Tetapi kita berada di Padepokan Tambak Wedi.”
Swandaru
menutup mulutnya dengan kedua tangannya. Tetapi kemudian ia berkata,
“Kita tetap
dalam pakaian basah kuyup.”
Agung Sedayu
dan Wuranta tertawa. Mereka melihat Swandaru menggigil dan giginya beradu.
“Dinginnya
bukan main,” keluhnya.
“Mungkin Ki
Tambak Wedi menyediakan ganti pakaian, untukmu,” berkata Agung Sedayu.
Swandaru Geni
itu pun tersenyum pula. Diraba-rabanya kepalanya yang terbentur urung-urung.
Katanya,
“Untung aku
tidak pingsan di dalam air. Kalau aku pingsan, maka kalian tidak akan menemuiku
lagi.”
“Tetapi kita
tidak boleh menyia-nyiakan waktu,” berkata Agung Sedayu kemudian.
“Nah,
tunjukkanlah, di mana tempat kita berjanji dengan Ki Tanu Metir.”
“Marilah,”
sahut Wuranta.
Mereka pun
segera melangkahkan kaki mereka. Dengan hati-hati mereka menyusuri tepian
sungai, menuju ke tempat Sekar Mirah ditempatkan. Tetapi tiba-tiba Agung Sedayu
menggamit kedua kawannya sambil berdesis perlahan-lahan,
“Aku mendengar
orang bercakap-cakap.”
“Ya,” sahut Swandaru
berbisik. Dan Wuranta pun menyahut pula,
“Ya, aku juga
mendengar.”
“Kita
bersembunyi,” ajak Agung Sedayu, “supaya kita tidak terlampau sibuk nanti.”
Ketiganya pun
kemudian segera bersembunyi. Sejenak kemudian suara orang bercakap-cakap itu
pun menjadi semakin dekat.
“Marilah, agak
cepat sedikit,” ajak salah seorang dari orang-orang yang bercakap-cakap itu,
“aku ingin
melihat akhir dari perang tanding yang dahsyat itu.”
“Bukan main,”
sahut yang lain, “keduanya memang tanggon.”
“Sehari
semalam perkelahian itu tidak akan selesai,” potong yang lain.
“Tidak,”
berkata yang pertama,
“aku masih
melihat beberapa kelebihan dari Angger Sidanti. Mungkin Alap-alap yang gila itu
tidak akan dapat bertahan sampai fajar.”
“Kau dapat
memperhitungkan perkelahian itu? Aku tidak percaya,” sahut yang lain.
“Tetapi aku
mendengar orang dari Menoreh itu bercakap-cakap.”
“Jadi bukan
taksiranmu sendiri.”
Tak ada
jawaban. Mereka pun semakin lama menjadi semakin jauh. Akhirnya percakapan
mereka sudah tidak dapat ditangkap lagi oleh Agung Sedayu yang sedang
bersembunyi.
Ketika
prajurit-prajurit itu sudah menjadi semakin jauh, maka ketiga anak-anak muda
itu pun meneruskan perjalanan mereka sambil bercakap berbisik-bisik.
“Agaknya
perkelahian itu dahsyat sekali,” desis Swandaru.
“Aneh.

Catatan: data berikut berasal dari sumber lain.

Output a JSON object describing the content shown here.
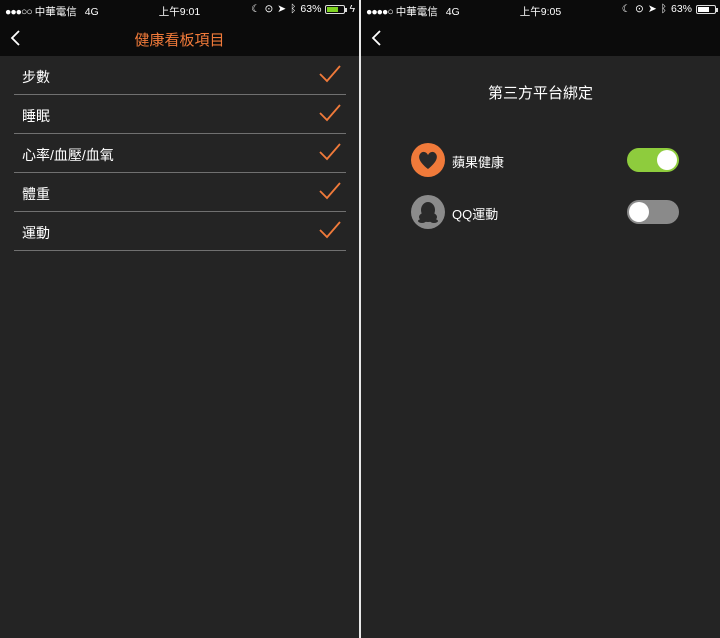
{
  "left_screen": {
    "status": {
      "signal": "●●●○○",
      "carrier": "中華電信",
      "network": "4G",
      "time": "上午9:01",
      "battery": "63%"
    },
    "nav": {
      "title": "健康看板項目"
    },
    "items": [
      {
        "label": "步數",
        "checked": true
      },
      {
        "label": "睡眠",
        "checked": true
      },
      {
        "label": "心率/血壓/血氧",
        "checked": true
      },
      {
        "label": "體重",
        "checked": true
      },
      {
        "label": "運動",
        "checked": true
      }
    ]
  },
  "right_screen": {
    "status": {
      "signal": "●●●●○",
      "carrier": "中華電信",
      "network": "4G",
      "time": "上午9:05",
      "battery": "63%"
    },
    "heading": "第三方平台綁定",
    "bindings": [
      {
        "label": "蘋果健康",
        "icon": "heart-icon",
        "enabled": true
      },
      {
        "label": "QQ運動",
        "icon": "qq-penguin-icon",
        "enabled": false
      }
    ]
  },
  "colors": {
    "accent": "#f07a3a",
    "toggle_on": "#8ecc3d",
    "background": "#242424",
    "bar": "#0b0b0b"
  }
}
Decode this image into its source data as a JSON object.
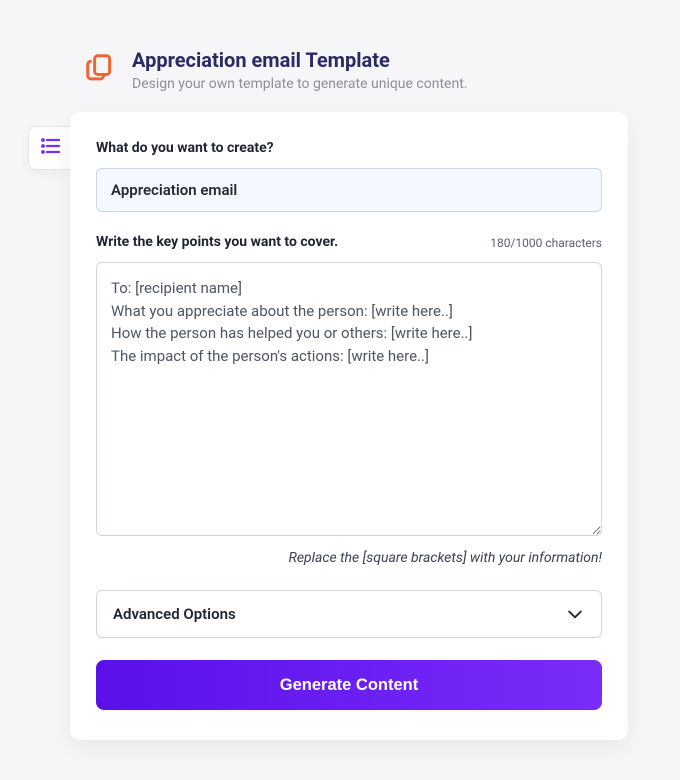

Apakah
Alap-alap Jalatunda menjadi jauh meloncat maju? Aku sangka jarak antara
Alap-alap Jalatunda dan Sidanti agak terlampau jauh, sehingga perang tanding
antara keduanya tidak akan makan waktu terlampau lama.”
“Menurut
Alap-alap Jalatunda sendiri,” jawab Wuranta,
“ia selalu
melatih diri di tepian dengan pasir, batu-batu dau kayu-kayuan.”
“Betapapun
tekunnya, tetapi berlatih seorang diri tidak akan dapat mendatangkan kemajuan
yang sepesat itu,” sahut Swandaru.
“Hal itu
mungkin saja terjadi, Adi,” berkata Agung Sedayu. Ia sendiri pernah mengalami.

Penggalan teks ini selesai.